Because that land is owned by the U.S., the case was tried in federal rather than state court.
The women had been with Higgs and two other men at his apartment when a dispute arose. The women left, but accepted a ride with the men. Instead of taking them home, Higgs drove to the isolated area and, according to testimony, gave a gun to one of the other men, Willis Haynes, and told him to “make sure they’re all dead.”
Haynes was separately convicted in the murders and sentenced to life in prison. He has since provided a signed statement to Higgs’ lawyers, saying that contrary to what prosecutors argued in the case, Higgs did not order him to kill the women.
Relatives of the victims said at the time of his sentencing that they believed the punishment was just. They could not be reached for comment more recently.
According to Associated Press, when Higgs was asked if he had any last words, he named each of the victims but denied ordering their killings. He was pronounced dead at 1:23 a.m.
“The government completed its unprecedented slaughter of 13 human beings,” Nolan said in a statement.
The scale and pace of the federal executions proved troubling to Sotomayor as well.

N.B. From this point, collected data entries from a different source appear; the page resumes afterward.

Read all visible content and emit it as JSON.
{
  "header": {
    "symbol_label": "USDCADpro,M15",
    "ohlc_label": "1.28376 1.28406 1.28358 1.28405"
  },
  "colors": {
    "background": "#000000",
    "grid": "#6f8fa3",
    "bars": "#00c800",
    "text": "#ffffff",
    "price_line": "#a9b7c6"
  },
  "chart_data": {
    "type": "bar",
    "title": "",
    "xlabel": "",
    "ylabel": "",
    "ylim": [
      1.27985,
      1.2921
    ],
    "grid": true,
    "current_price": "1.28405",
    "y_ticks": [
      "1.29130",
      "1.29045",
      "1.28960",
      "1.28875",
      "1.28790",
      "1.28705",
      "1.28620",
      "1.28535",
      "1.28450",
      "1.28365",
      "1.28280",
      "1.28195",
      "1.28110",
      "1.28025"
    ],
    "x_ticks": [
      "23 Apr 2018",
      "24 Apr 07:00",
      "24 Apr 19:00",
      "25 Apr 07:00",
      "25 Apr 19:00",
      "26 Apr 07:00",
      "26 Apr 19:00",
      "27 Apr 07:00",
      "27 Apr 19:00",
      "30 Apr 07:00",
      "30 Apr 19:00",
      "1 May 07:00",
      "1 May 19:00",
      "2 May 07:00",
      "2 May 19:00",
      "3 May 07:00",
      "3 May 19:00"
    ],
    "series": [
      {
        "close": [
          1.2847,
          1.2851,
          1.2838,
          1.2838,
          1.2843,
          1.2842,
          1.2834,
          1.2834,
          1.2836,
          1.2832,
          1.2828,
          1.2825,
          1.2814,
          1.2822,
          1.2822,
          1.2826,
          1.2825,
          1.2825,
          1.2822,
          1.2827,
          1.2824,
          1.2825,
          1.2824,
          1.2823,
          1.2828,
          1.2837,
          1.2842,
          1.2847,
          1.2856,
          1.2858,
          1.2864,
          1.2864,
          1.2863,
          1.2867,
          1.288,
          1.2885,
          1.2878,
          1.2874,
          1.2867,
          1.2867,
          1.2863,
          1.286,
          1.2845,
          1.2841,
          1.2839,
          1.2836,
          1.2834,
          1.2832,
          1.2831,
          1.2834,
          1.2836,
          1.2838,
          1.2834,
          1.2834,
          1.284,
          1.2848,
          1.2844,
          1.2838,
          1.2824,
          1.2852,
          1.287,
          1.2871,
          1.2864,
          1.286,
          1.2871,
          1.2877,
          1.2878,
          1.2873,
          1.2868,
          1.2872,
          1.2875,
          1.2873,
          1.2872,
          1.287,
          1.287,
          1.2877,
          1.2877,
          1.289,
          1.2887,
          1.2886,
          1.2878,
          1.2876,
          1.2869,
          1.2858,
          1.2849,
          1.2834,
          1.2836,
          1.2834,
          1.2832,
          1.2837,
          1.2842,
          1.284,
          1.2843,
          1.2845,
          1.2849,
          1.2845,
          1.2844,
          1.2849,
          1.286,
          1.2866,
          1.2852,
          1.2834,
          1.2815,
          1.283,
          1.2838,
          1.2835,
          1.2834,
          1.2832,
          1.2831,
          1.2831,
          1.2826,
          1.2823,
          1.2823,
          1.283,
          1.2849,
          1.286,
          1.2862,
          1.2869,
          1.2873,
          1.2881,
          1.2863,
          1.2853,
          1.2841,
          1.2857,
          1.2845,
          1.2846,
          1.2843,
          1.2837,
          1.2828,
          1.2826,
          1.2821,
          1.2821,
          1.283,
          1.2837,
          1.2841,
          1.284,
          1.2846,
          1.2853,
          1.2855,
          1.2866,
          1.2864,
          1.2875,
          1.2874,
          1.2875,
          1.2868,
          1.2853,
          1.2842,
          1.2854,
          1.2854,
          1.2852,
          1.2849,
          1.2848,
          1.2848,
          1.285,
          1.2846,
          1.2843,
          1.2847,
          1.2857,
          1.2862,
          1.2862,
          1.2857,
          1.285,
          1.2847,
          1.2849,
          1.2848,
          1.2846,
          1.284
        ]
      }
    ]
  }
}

“After seventeen years without a single federal execution, the Government has executed twelve people since July,” she began her dissent, going on to give name to each of them.
“Today, Dustin Higgs will become the thirteenth,” she said. “To put that in historical context, the Federal Government will have executed more than three times as many people in the last six months than it had in the previous six decades.”
Ten pages later, she finished.
“Those whom the Government executed during this endeavor deserved more from this Court,” Sotomayor wrote. “I respectfully dissent.”